Dr Brown explained: “From what we know of the Spanish chronicles, particularly attractive or gifted women were chosen. The Incas actually had someone who went out to find these young women and they were taken from their families.”
Tests on three mummies found in Argentina have shed new light on the Inca practice of child sacrifice.
Scientists have revealed that drugs and alcohol played a key part in the months and weeks leading up to the children’s deaths.
Tests on one of the children, a teenage girl, suggest that she was heavily sedated just before her demise.
The study is published in the Proceedings of the National Academy of Sciences.

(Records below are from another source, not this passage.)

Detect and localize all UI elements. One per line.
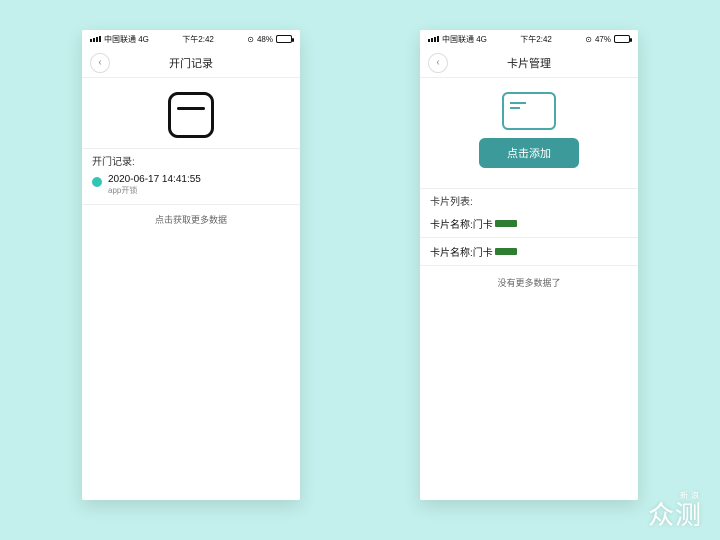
alarm-icon: ⊙ xyxy=(247,35,254,44)
phone-unlock-log: 中国联通 4G 下午2:42 ⊙ 48% ‹ 开门记录 开门记录: 2020-0… xyxy=(82,30,300,500)
no-more-data-label: 没有更多数据了 xyxy=(420,266,638,299)
add-card-button[interactable]: 点击添加 xyxy=(479,138,579,168)
signal-icon xyxy=(428,36,439,42)
carrier-label: 中国联通 4G xyxy=(104,34,149,45)
signal-icon xyxy=(90,36,101,42)
navbar: ‹ 卡片管理 xyxy=(420,48,638,78)
record-dot-icon xyxy=(92,177,102,187)
door-icon xyxy=(168,92,214,138)
phone-card-mgmt: 中国联通 4G 下午2:42 ⊙ 47% ‹ 卡片管理 点击添加 卡片列表: 卡… xyxy=(420,30,638,500)
record-method: app开锁 xyxy=(108,185,201,196)
watermark-big: 众测 xyxy=(648,500,702,530)
status-bar: 中国联通 4G 下午2:42 ⊙ 47% xyxy=(420,30,638,48)
carrier-label: 中国联通 4G xyxy=(442,34,487,45)
card-list-item[interactable]: 卡片名称:门卡 xyxy=(420,238,638,266)
record-timestamp: 2020-06-17 14:41:55 xyxy=(108,174,201,185)
card-list-label: 卡片列表: xyxy=(420,188,638,210)
clock-label: 下午2:42 xyxy=(520,34,552,45)
status-bar: 中国联通 4G 下午2:42 ⊙ 48% xyxy=(82,30,300,48)
battery-icon xyxy=(614,35,630,43)
redacted-icon xyxy=(495,220,517,227)
card-list-item[interactable]: 卡片名称:门卡 xyxy=(420,210,638,238)
battery-icon xyxy=(276,35,292,43)
card-item-name: 卡片名称:门卡 xyxy=(430,216,493,231)
watermark-small: 新浪 xyxy=(648,492,702,500)
record-row[interactable]: 2020-06-17 14:41:55 app开锁 xyxy=(82,170,300,205)
page-title: 卡片管理 xyxy=(420,55,638,71)
alarm-icon: ⊙ xyxy=(585,35,592,44)
records-section-label: 开门记录: xyxy=(82,148,300,170)
clock-label: 下午2:42 xyxy=(182,34,214,45)
battery-percent: 47% xyxy=(595,35,611,44)
card-icon xyxy=(502,92,556,130)
page-title: 开门记录 xyxy=(82,55,300,71)
redacted-icon xyxy=(495,248,517,255)
watermark: 新浪 众测 xyxy=(648,492,702,528)
navbar: ‹ 开门记录 xyxy=(82,48,300,78)
load-more-link[interactable]: 点击获取更多数据 xyxy=(82,205,300,234)
battery-percent: 48% xyxy=(257,35,273,44)
card-item-name: 卡片名称:门卡 xyxy=(430,244,493,259)
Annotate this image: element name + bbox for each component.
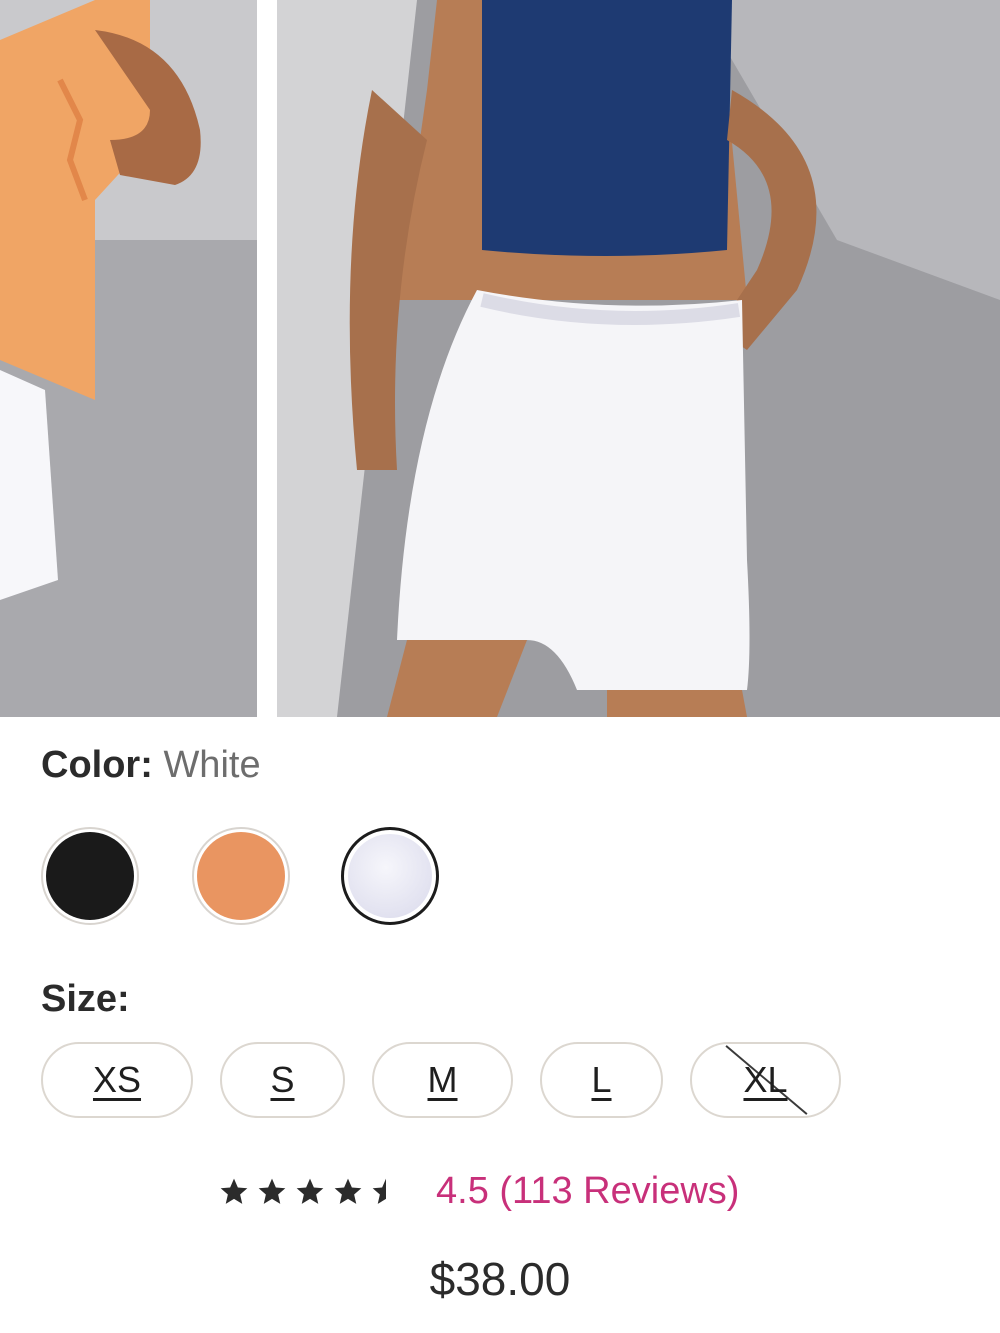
swatch-fill [348, 834, 432, 918]
size-option-label: L [591, 1059, 612, 1100]
product-image-gallery[interactable] [0, 0, 1000, 717]
star-half-icon [372, 1178, 400, 1204]
rating-stars [218, 1176, 402, 1208]
size-option-m[interactable]: M [372, 1042, 513, 1118]
swatch-fill [46, 832, 134, 920]
selected-color-value: White [163, 744, 261, 786]
star-full-icon [220, 1178, 248, 1204]
product-photo-orange-top[interactable] [0, 0, 257, 717]
reviews-link[interactable]: 4.5 (113 Reviews) [436, 1170, 739, 1213]
size-option-l[interactable]: L [540, 1042, 663, 1118]
product-price: $38.00 [429, 1253, 571, 1305]
size-option-label: S [270, 1059, 295, 1100]
color-selection-label: Color: White [41, 744, 261, 787]
size-option-xs[interactable]: XS [41, 1042, 193, 1118]
color-swatch-white[interactable] [341, 827, 439, 925]
product-rating: 4.5 (113 Reviews) [218, 1170, 739, 1213]
size-option-s[interactable]: S [220, 1042, 345, 1118]
size-option-label: XS [92, 1059, 142, 1100]
star-full-icon [296, 1178, 324, 1204]
star-full-icon [258, 1178, 286, 1204]
color-swatch-orange[interactable] [192, 827, 290, 925]
color-label: Color: [41, 744, 153, 786]
size-label: Size: [41, 978, 130, 1020]
size-option-label: M [427, 1059, 458, 1100]
size-option-label: XL [743, 1059, 788, 1100]
star-full-icon [334, 1178, 362, 1204]
size-option-xl-unavailable[interactable]: XL [690, 1042, 841, 1118]
color-swatch-black[interactable] [41, 827, 139, 925]
product-photo-white-shorts[interactable] [277, 0, 1000, 717]
swatch-fill [197, 832, 285, 920]
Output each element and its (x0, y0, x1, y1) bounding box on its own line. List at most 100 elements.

Dr Emma Brown, from the department of archaeological sciences at the University of Bradford, said: “The Spanish chroniclers suggest that children were sacrificed for all kinds of reasons: important life milestones in the lives of the Incas, in times of war or natural disasters, but there was a calendar of rituals too.”
Frozen in time
The mummified remains were discovered in 1999, entombed in a shrine near the summit of the 6,739m-high Llullaillaco volcano in Argentina.
Three children were buried there: a 13-year-old girl, and a younger boy and girl, thought to be about four or five years old.
Their remains date to about 500 years ago, during the time of the Inca empire, which dominated South America until the Europeans arrived at the end of the 15th Century.